Backers of the Right to Survive initiative, which would allow homeless people in Denver to camp where they wish, delivered more than 9,000 signatures of support Monday morning.

DENVER — Backers of the Right to Survive initiative delivered more than 9,000 signatures of support Monday morning to Denver's election headquarters building at 14th Avenue and Bannock Street.

The steps they took from Civic Center Park to the Denver Elections Division likely secured the measure a spot on the ballot, meaning it would be up to Denver voters to take the next steps and vote on the initiative, which would allow homeless people to set up camp where they choose.

“It protects the right to sleep, sit, lay down and cover yourself,” said Terese Howard, organizer for the advocacy group Denver Homeless Out Loud.

An ordinance passed by Denver City Council in 2012 bans people from camping on public and private property without consent. Homeless advocates have unsuccessfully pushed for statewide legislation over the years to end the ban, including a measure struck down by legislators in March.

“It doesn’t work to keep pushing people from street to street, to alley to sidewalk to riverbank,” Howard said. “It just plain doesn’t work.”

The Right to Survive initiative would allow the homeless to set up camp where they wish. It would protect the right “to rest and shelter oneself from the elements in a non-obstructive manner in outdoor public spaces.” It would allow people to eat and share food in public spaces and sleep in their cars.

Councilman Albus Brooks worries the initiative would change more than voters realize.

“Our parks curfew, our camping ordinance, our major encumbrance ordinance – any of our ordinances we use,” Brooks explained. “If people are setting up structures on sidewalks, we won’t be able to use them anymore.”

Brooks said he’d support an initiative that touched on housing and mental health.
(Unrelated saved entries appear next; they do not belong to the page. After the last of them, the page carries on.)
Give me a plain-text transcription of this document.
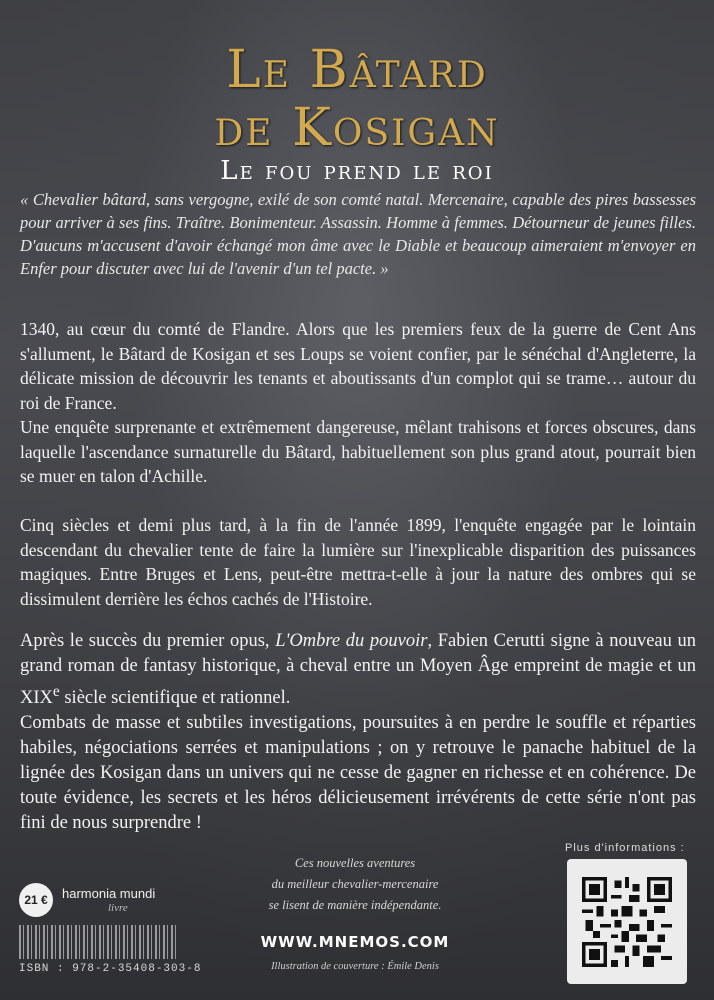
Le Bâtard
de Kosigan
Le fou prend le roi
« Chevalier bâtard, sans vergogne, exilé de son comté natal. Mercenaire, capable des pires bassesses pour arriver à ses fins. Traître. Bonimenteur. Assassin. Homme à femmes. Détourneur de jeunes filles. D'aucuns m'accusent d'avoir échangé mon âme avec le Diable et beaucoup aimeraient m'envoyer en Enfer pour discuter avec lui de l'avenir d'un tel pacte. »
1340, au cœur du comté de Flandre. Alors que les premiers feux de la guerre de Cent Ans s'allument, le Bâtard de Kosigan et ses Loups se voient confier, par le sénéchal d'Angleterre, la délicate mission de découvrir les tenants et aboutissants d'un complot qui se trame… autour du roi de France.
Une enquête surprenante et extrêmement dangereuse, mêlant trahisons et forces obscures, dans laquelle l'ascendance surnaturelle du Bâtard, habituellement son plus grand atout, pourrait bien se muer en talon d'Achille.
Cinq siècles et demi plus tard, à la fin de l'année 1899, l'enquête engagée par le lointain descendant du chevalier tente de faire la lumière sur l'inexplicable disparition des puissances magiques. Entre Bruges et Lens, peut-être mettra-t-elle à jour la nature des ombres qui se dissimulent derrière les échos cachés de l'Histoire.
Après le succès du premier opus, L'Ombre du pouvoir, Fabien Cerutti signe à nouveau un grand roman de fantasy historique, à cheval entre un Moyen Âge empreint de magie et un XIXe siècle scientifique et rationnel.
Combats de masse et subtiles investigations, poursuites à en perdre le souffle et réparties habiles, négociations serrées et manipulations ; on y retrouve le panache habituel de la lignée des Kosigan dans un univers qui ne cesse de gagner en richesse et en cohérence. De toute évidence, les secrets et les héros délicieusement irrévérents de cette série n'ont pas fini de nous surprendre !
Ces nouvelles aventures
du meilleur chevalier-mercenaire
se lisent de manière indépendante.
WWW.MNEMOS.COM
Illustration de couverture : Émile Denis
21 €	harmonia mundi
livre
ISBN : 978-2-35408-303-8
Plus d'informations :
“I think it’s ridiculous as a city we’re okay with people sleeping everywhere,” he said.

Outreach teams funded by the city’s homelessness agency, Denver’s Road Home, work to connect with people across Denver who live on the streets. Data provided by Denver Human Services showed outreach teams connected with nearly 4,000 people through the first half of 2018. About 1,100 of those people were referred to mental and behavioral health resources, 121 people were housed and 693 were referred to emergency shelters.
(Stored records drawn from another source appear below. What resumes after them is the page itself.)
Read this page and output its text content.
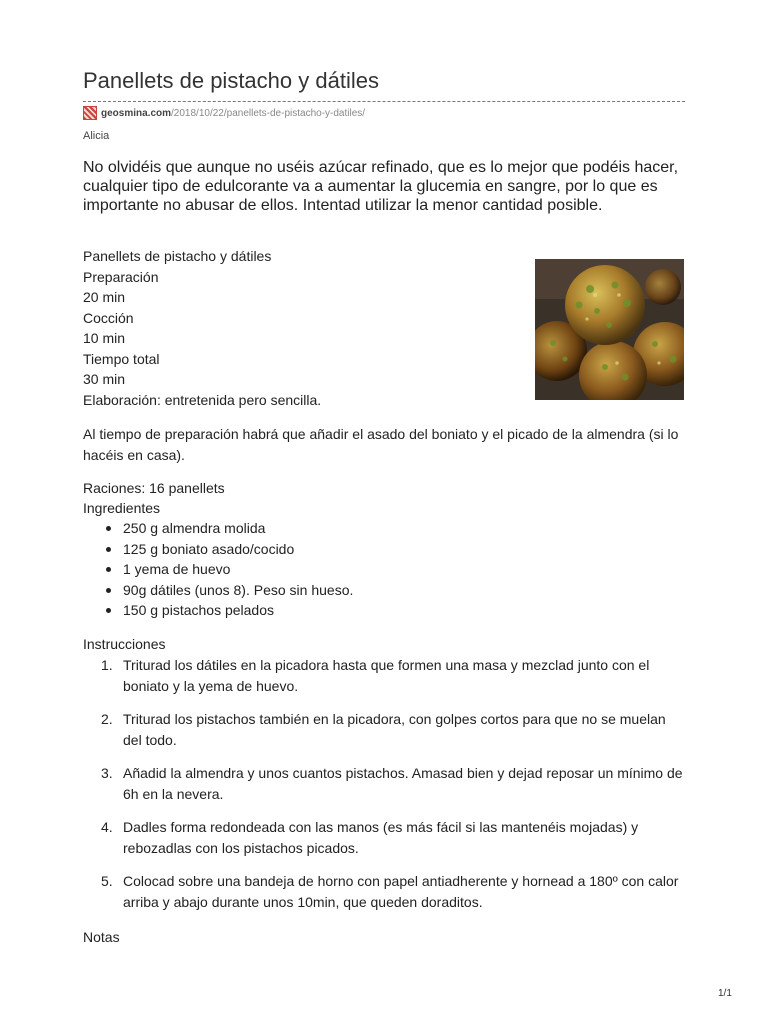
Panellets de pistacho y dátiles
geosmina.com /2018/10/22/panellets-de-pistacho-y-datiles/
Alicia

No olvidéis que aunque no uséis azúcar refinado, que es lo mejor que podéis hacer, cualquier tipo de edulcorante va a aumentar la glucemia en sangre, por lo que es importante no abusar de ellos. Intentad utilizar la menor cantidad posible.

Panellets de pistacho y dátiles
Preparación
20 min
Cocción
10 min
Tiempo total
30 min
Elaboración: entretenida pero sencilla.

Al tiempo de preparación habrá que añadir el asado del boniato y el picado de la almendra (si lo hacéis en casa).

Raciones: 16 panellets

Ingredientes
250 g almendra molida
125 g boniato asado/cocido
1 yema de huevo
90g dátiles (unos 8). Peso sin hueso.
150 g pistachos pelados
Instrucciones
1. Triturad los dátiles en la picadora hasta que formen una masa y mezclad junto con el boniato y la yema de huevo.
2. Triturad los pistachos también en la picadora, con golpes cortos para que no se muelan del todo.
3. Añadid la almendra y unos cuantos pistachos. Amasad bien y dejad reposar un mínimo de 6h en la nevera.
4. Dadles forma redondeada con las manos (es más fácil si las mantenéis mojadas) y rebozadlas con los pistachos picados.
5. Colocad sobre una bandeja de horno con papel antiadherente y hornead a 180º con calor arriba y abajo durante unos 10min, que queden doraditos.
Notas
1/1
Howard and organizers with DHOL argued that the city must address homeless rights and housing challenges simultaneously.

“People are on the streets and they’re going to continue to be on the streets until we actually have addressed our economy and our housing market in a much, much, much more serious way than anybody is proposing right now,” Howard said.
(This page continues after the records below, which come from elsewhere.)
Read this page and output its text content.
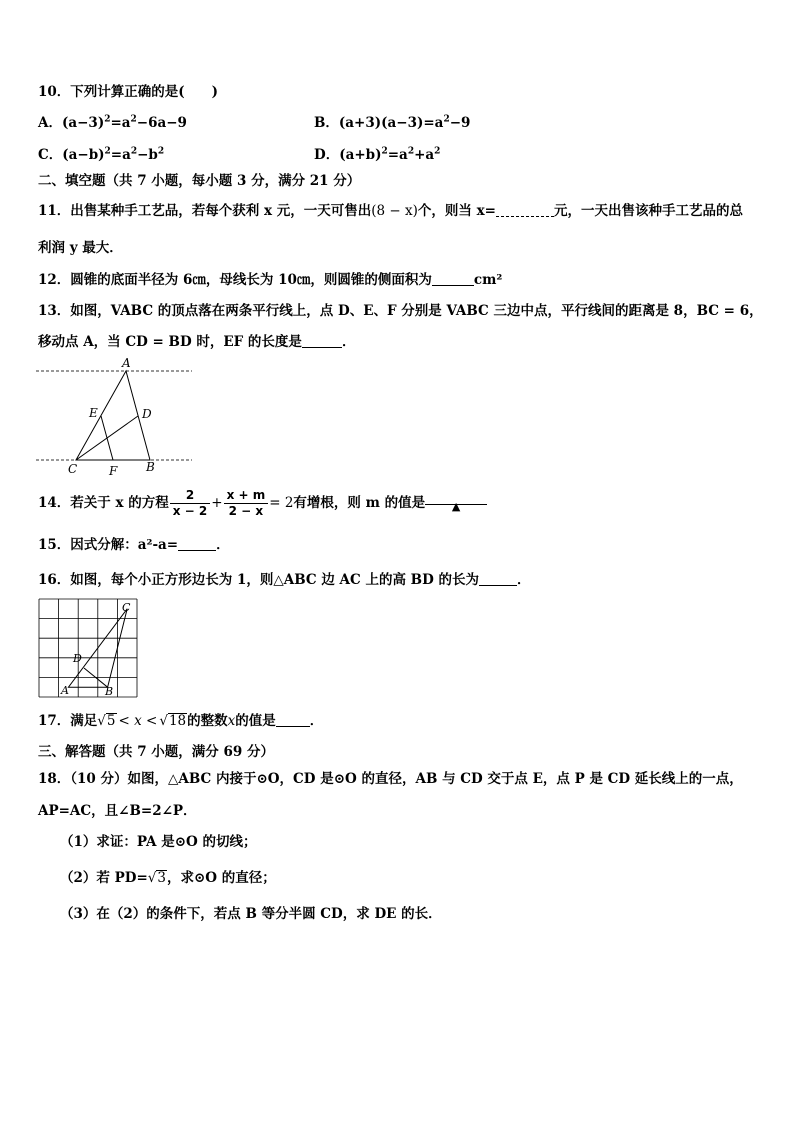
10．下列计算正确的是(　　)
A．$(a-3)^2=a^2-6a-9$	B．$(a+3)(a-3)=a^2-9$
C．$(a-b)^2=a^2-b^2$	D．$(a+b)^2=a^2+a^2$
二、填空题（共 7 小题，每小题 3 分，满分 21 分）
11．出售某种手工艺品，若每个获利 x 元，一天可售出(8 − x)个，则当 x=	元，一天出售该种手工艺品的总
利润 y 最大．
12．圆锥的底面半径为 6㎝，母线长为 10㎝，则圆锥的侧面积为	cm²
13．如图，VABC 的顶点落在两条平行线上，点 D、E、F 分别是 VABC 三边中点，平行线间的距离是 8，BC = 6，
移动点 A，当 CD = BD 时，EF 的长度是	．
A
E	D
C	F B
14．若关于 x 的方程 $\frac{2}{x - 2} + \frac{x + m}{2 - x} = 2$有增根，则 m 的值是 ▲
15．因式分解：a²-a=	．
16．如图，每个小正方形边长为 1，则△ABC 边 AC 上的高 BD 的长为	．
C
D
A	B
17．满足√5 < x < √18的整数x的值是	．
三、解答题（共 7 小题，满分 69 分）
18．（10 分）如图，△ABC 内接于⊙O，CD 是⊙O 的直径，AB 与 CD 交于点 E，点 P 是 CD 延长线上的一点，
AP=AC，且∠B=2∠P．
（1）求证：PA 是⊙O 的切线；
（2）若 PD=√3，求⊙O 的直径；
（3）在（2）的条件下，若点 B 等分半圆 CD，求 DE 的长．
Denver Police currently enforce the camping ban in Denver, but according to a training bulletin provided by DPD, “Denver police officers will not seize tents, tarps, blankets, sleeping bags, or other camping related items.”

Howard said police officers had contacted thousands of homeless people violating the ordinance over the years. However, Councilman Brooks claimed that 22 people were ticketed in the seven years the ban has been in place.

Denver elections officials will review the signatures submitted Monday. Howard said voters should know on October 29 if the initiative will be on the ballot.